Speaker: Fernando Diaz, Research Scientist at Google Brain Montréal
Talk Title: Evaluating Stochastic Rankings with Expected Exposure
Date: Friday, December 18, 2020 - 1:00 - 2:00 PM EST (North American Eastern Standard Time) via Zoom
Zoom Access: Zoom Link and reach out to Alex Taubman for the passcode.
Abstract:
We introduce the concept of expected exposure as the average attention ranked items receive from users over repeated samples of the same query. Furthermore, we advocate for the adoption of the principle of equal expected exposure: given a fixed information need, no item receives more or less expected exposure compared to any other item of the same relevance grade. We argue that this principle is desirable for many retrieval objectives and scenarios, including topical diversity and fair ranking. Leveraging user models from existing retrieval metrics, we propose a general evaluation methodology based on expected exposure and draw connections to related metrics in information retrieval evaluation. Importantly, this methodology relaxes classic information retrieval assumptions, allowing a system, in response to a query, to produce a distribution over rankings instead of a single fixed ranking. We study the behavior of the expected exposure metric and stochastic rankers across a variety of information access conditions, including ad hoc retrieval and recommendation. We believe that measuring and optimizing expected exposure metrics using randomization opens a new area for retrieval algorithm development and progress.
Joint work with Bhaskar Mitra, Michael Ekstrand, Asia Biega, and Ben Carterette. CIKM 2020 best paper award nominee. Research conducted while at Microsoft Research Montréal.

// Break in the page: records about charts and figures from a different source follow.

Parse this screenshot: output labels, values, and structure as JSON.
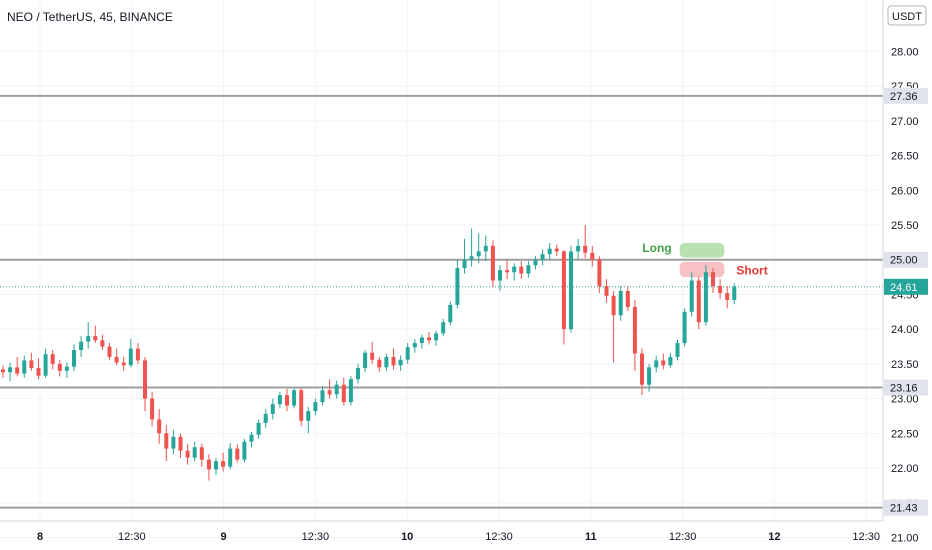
{
  "header": {
    "title": "NEO / TetherUS, 45, BINANCE"
  },
  "colors": {
    "up": "#26a69a",
    "down": "#ef5350",
    "grid": "#f0f3fa",
    "level": "#9e9e9e",
    "price_line": "#26a69a",
    "long_zone": "#b9e0b1",
    "short_zone": "#f8c2c5",
    "long_text": "#43a047",
    "short_text": "#e53935"
  },
  "chart_data": {
    "type": "candlestick",
    "title": "NEO / TetherUS, 45, BINANCE",
    "currency": "USDT",
    "ylim": [
      20.82,
      28.74
    ],
    "y_ticks": [
      "28.00",
      "27.50",
      "27.00",
      "26.50",
      "26.00",
      "25.50",
      "25.00",
      "24.50",
      "24.00",
      "23.50",
      "23.00",
      "22.50",
      "22.00",
      "21.50",
      "21.00"
    ],
    "x_ticks": [
      {
        "label": "8",
        "major": true
      },
      {
        "label": "12:30",
        "major": false
      },
      {
        "label": "9",
        "major": true
      },
      {
        "label": "12:30",
        "major": false
      },
      {
        "label": "10",
        "major": true
      },
      {
        "label": "12:30",
        "major": false
      },
      {
        "label": "11",
        "major": true
      },
      {
        "label": "12:30",
        "major": false
      },
      {
        "label": "12",
        "major": true
      },
      {
        "label": "12:30",
        "major": false
      }
    ],
    "levels": [
      {
        "value": 27.36,
        "label": "27.36"
      },
      {
        "value": 25.0,
        "label": "25.00"
      },
      {
        "value": 23.16,
        "label": "23.16"
      },
      {
        "value": 21.43,
        "label": "21.43"
      }
    ],
    "current_price": {
      "value": 24.61,
      "label": "24.61"
    },
    "annotations": [
      {
        "text": "Long",
        "kind": "long",
        "top": 25.24,
        "bottom": 25.03,
        "t0": 95.3,
        "t1": 101.6
      },
      {
        "text": "Short",
        "kind": "short",
        "top": 24.97,
        "bottom": 24.75,
        "t0": 95.3,
        "t1": 101.6
      }
    ],
    "candles": [
      [
        23.42,
        23.48,
        23.3,
        23.38
      ],
      [
        23.38,
        23.52,
        23.25,
        23.45
      ],
      [
        23.45,
        23.6,
        23.32,
        23.36
      ],
      [
        23.36,
        23.62,
        23.3,
        23.55
      ],
      [
        23.55,
        23.66,
        23.4,
        23.44
      ],
      [
        23.44,
        23.58,
        23.28,
        23.33
      ],
      [
        23.33,
        23.72,
        23.3,
        23.64
      ],
      [
        23.64,
        23.7,
        23.42,
        23.5
      ],
      [
        23.5,
        23.56,
        23.32,
        23.4
      ],
      [
        23.4,
        23.52,
        23.3,
        23.46
      ],
      [
        23.46,
        23.78,
        23.4,
        23.7
      ],
      [
        23.7,
        23.9,
        23.6,
        23.82
      ],
      [
        23.82,
        24.1,
        23.72,
        23.9
      ],
      [
        23.9,
        24.05,
        23.8,
        23.84
      ],
      [
        23.84,
        23.92,
        23.7,
        23.75
      ],
      [
        23.75,
        23.8,
        23.55,
        23.6
      ],
      [
        23.6,
        23.72,
        23.48,
        23.52
      ],
      [
        23.52,
        23.6,
        23.4,
        23.48
      ],
      [
        23.48,
        23.86,
        23.45,
        23.72
      ],
      [
        23.72,
        23.8,
        23.5,
        23.55
      ],
      [
        23.55,
        23.6,
        22.82,
        23.0
      ],
      [
        23.0,
        23.1,
        22.6,
        22.7
      ],
      [
        22.7,
        22.85,
        22.35,
        22.5
      ],
      [
        22.5,
        22.62,
        22.1,
        22.28
      ],
      [
        22.28,
        22.55,
        22.2,
        22.45
      ],
      [
        22.45,
        22.5,
        22.15,
        22.25
      ],
      [
        22.25,
        22.35,
        22.05,
        22.15
      ],
      [
        22.15,
        22.38,
        22.1,
        22.3
      ],
      [
        22.3,
        22.35,
        22.02,
        22.12
      ],
      [
        22.12,
        22.2,
        21.82,
        21.98
      ],
      [
        21.98,
        22.15,
        21.9,
        22.1
      ],
      [
        22.1,
        22.22,
        21.95,
        22.02
      ],
      [
        22.02,
        22.36,
        21.98,
        22.28
      ],
      [
        22.28,
        22.34,
        22.08,
        22.12
      ],
      [
        22.12,
        22.42,
        22.08,
        22.38
      ],
      [
        22.38,
        22.52,
        22.3,
        22.48
      ],
      [
        22.48,
        22.7,
        22.42,
        22.65
      ],
      [
        22.65,
        22.85,
        22.58,
        22.78
      ],
      [
        22.78,
        23.0,
        22.7,
        22.92
      ],
      [
        22.92,
        23.1,
        22.86,
        23.05
      ],
      [
        23.05,
        23.14,
        22.82,
        22.9
      ],
      [
        22.9,
        23.16,
        22.86,
        23.12
      ],
      [
        23.12,
        23.16,
        22.6,
        22.68
      ],
      [
        22.68,
        22.88,
        22.5,
        22.82
      ],
      [
        22.82,
        23.0,
        22.76,
        22.95
      ],
      [
        22.95,
        23.18,
        22.9,
        23.12
      ],
      [
        23.12,
        23.28,
        23.0,
        23.06
      ],
      [
        23.06,
        23.26,
        23.0,
        23.2
      ],
      [
        23.2,
        23.3,
        22.9,
        22.95
      ],
      [
        22.95,
        23.32,
        22.9,
        23.28
      ],
      [
        23.28,
        23.5,
        23.22,
        23.44
      ],
      [
        23.44,
        23.7,
        23.38,
        23.66
      ],
      [
        23.66,
        23.82,
        23.5,
        23.56
      ],
      [
        23.56,
        23.6,
        23.38,
        23.45
      ],
      [
        23.45,
        23.65,
        23.4,
        23.6
      ],
      [
        23.6,
        23.72,
        23.42,
        23.48
      ],
      [
        23.48,
        23.62,
        23.4,
        23.56
      ],
      [
        23.56,
        23.8,
        23.5,
        23.74
      ],
      [
        23.74,
        23.86,
        23.66,
        23.8
      ],
      [
        23.8,
        23.92,
        23.72,
        23.88
      ],
      [
        23.88,
        23.96,
        23.78,
        23.84
      ],
      [
        23.84,
        23.98,
        23.76,
        23.94
      ],
      [
        23.94,
        24.15,
        23.9,
        24.1
      ],
      [
        24.1,
        24.4,
        24.05,
        24.35
      ],
      [
        24.35,
        25.0,
        24.3,
        24.88
      ],
      [
        24.88,
        25.3,
        24.8,
        25.0
      ],
      [
        25.0,
        25.45,
        24.9,
        25.05
      ],
      [
        25.05,
        25.38,
        24.95,
        25.12
      ],
      [
        25.12,
        25.35,
        24.98,
        25.2
      ],
      [
        25.2,
        25.28,
        24.6,
        24.7
      ],
      [
        24.7,
        24.92,
        24.55,
        24.85
      ],
      [
        24.85,
        25.0,
        24.72,
        24.82
      ],
      [
        24.82,
        24.95,
        24.7,
        24.9
      ],
      [
        24.9,
        24.98,
        24.72,
        24.8
      ],
      [
        24.8,
        24.98,
        24.74,
        24.92
      ],
      [
        24.92,
        25.05,
        24.86,
        25.0
      ],
      [
        25.0,
        25.15,
        24.92,
        25.08
      ],
      [
        25.08,
        25.24,
        25.0,
        25.16
      ],
      [
        25.16,
        25.22,
        25.05,
        25.12
      ],
      [
        25.12,
        25.14,
        23.78,
        24.0
      ],
      [
        24.0,
        25.2,
        23.95,
        25.12
      ],
      [
        25.12,
        25.3,
        25.0,
        25.2
      ],
      [
        25.2,
        25.5,
        25.02,
        25.1
      ],
      [
        25.1,
        25.2,
        24.9,
        25.0
      ],
      [
        25.0,
        25.05,
        24.52,
        24.62
      ],
      [
        24.62,
        24.72,
        24.38,
        24.48
      ],
      [
        24.48,
        24.55,
        23.52,
        24.2
      ],
      [
        24.2,
        24.62,
        24.12,
        24.55
      ],
      [
        24.55,
        24.62,
        24.26,
        24.32
      ],
      [
        24.32,
        24.42,
        23.4,
        23.65
      ],
      [
        23.65,
        23.72,
        23.05,
        23.2
      ],
      [
        23.2,
        23.5,
        23.1,
        23.45
      ],
      [
        23.45,
        23.62,
        23.38,
        23.55
      ],
      [
        23.55,
        23.65,
        23.42,
        23.48
      ],
      [
        23.48,
        23.66,
        23.44,
        23.6
      ],
      [
        23.6,
        23.85,
        23.55,
        23.8
      ],
      [
        23.8,
        24.3,
        23.75,
        24.25
      ],
      [
        24.25,
        24.82,
        24.18,
        24.7
      ],
      [
        24.7,
        24.76,
        24.0,
        24.1
      ],
      [
        24.1,
        24.92,
        24.05,
        24.82
      ],
      [
        24.82,
        24.88,
        24.52,
        24.62
      ],
      [
        24.62,
        24.72,
        24.44,
        24.52
      ],
      [
        24.52,
        24.62,
        24.3,
        24.42
      ],
      [
        24.42,
        24.66,
        24.36,
        24.61
      ]
    ]
  }
}
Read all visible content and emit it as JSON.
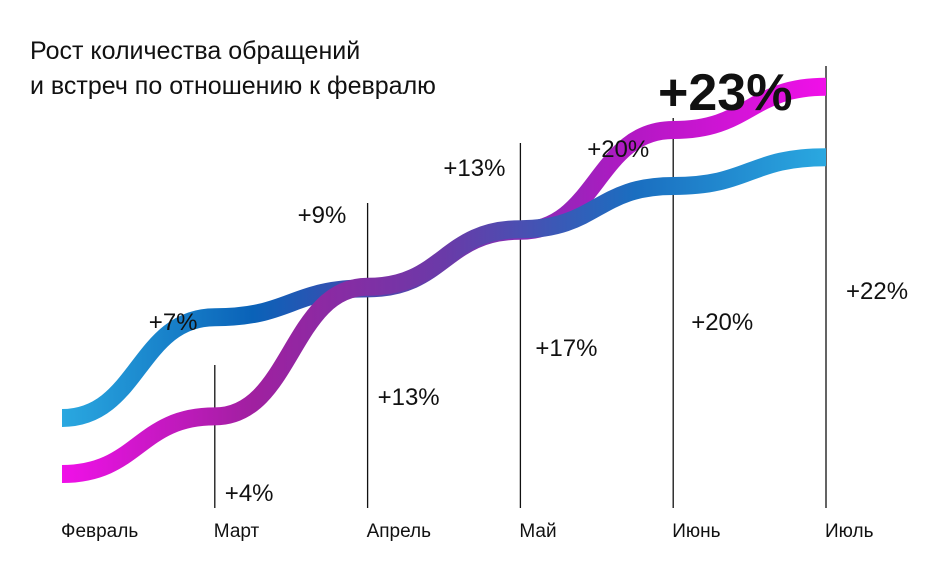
{
  "title_lines": [
    "Рост количества обращений",
    "и встреч по отношению к февралю"
  ],
  "chart_data": {
    "type": "line",
    "categories": [
      "Февраль",
      "Март",
      "Апрель",
      "Май",
      "Июнь",
      "Июль"
    ],
    "series": [
      {
        "values": [
          0,
          7,
          9,
          13,
          20,
          23
        ],
        "labels": [
          "",
          "+7%",
          "+9%",
          "+13%",
          "+20%",
          "+23%"
        ],
        "gradient": [
          "#2aa8e0",
          "#0a62b8",
          "#6a3aa8",
          "#b318c4",
          "#f010e8"
        ]
      },
      {
        "values": [
          0,
          4,
          13,
          17,
          20,
          22
        ],
        "labels": [
          "",
          "+4%",
          "+13%",
          "+17%",
          "+20%",
          "+22%"
        ],
        "gradient": [
          "#f010e8",
          "#a020a0",
          "#6a3aa8",
          "#1a6ec0",
          "#2aa8e0"
        ]
      }
    ]
  }
}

Bio: Fernando Diaz is a research scientist at Google Brain Montréal. His research focuses on the design of information access systems, including search engines, music recommendation services and crisis response platforms. He is particularly interested in understanding and addressing the societal implications of artificial intelligence more generally. Previously, Fernando was the assistant managing director of Microsoft Research Montréal and a director of research at Spotify, where he helped establish its research organization on recommendation, search, and personalization. Fernando’s work has received awards at SIGIR, WSDM, ISCRAM, and ECIR. He is the recipient of the 2017 British Computer Society Karen Spärck Jones Award. Fernando has co-organized workshops and tutorials at SIGIR, WSDM, and WWW. He has also co-organized several NIST TREC initiatives, WSDM (2013), Strategic Workshop on Information Retrieval (2018), FAT* (2019), SIGIR (2021), and the CIFAR Workshop on Artificial Intelligence and the Curation of Culture (2019).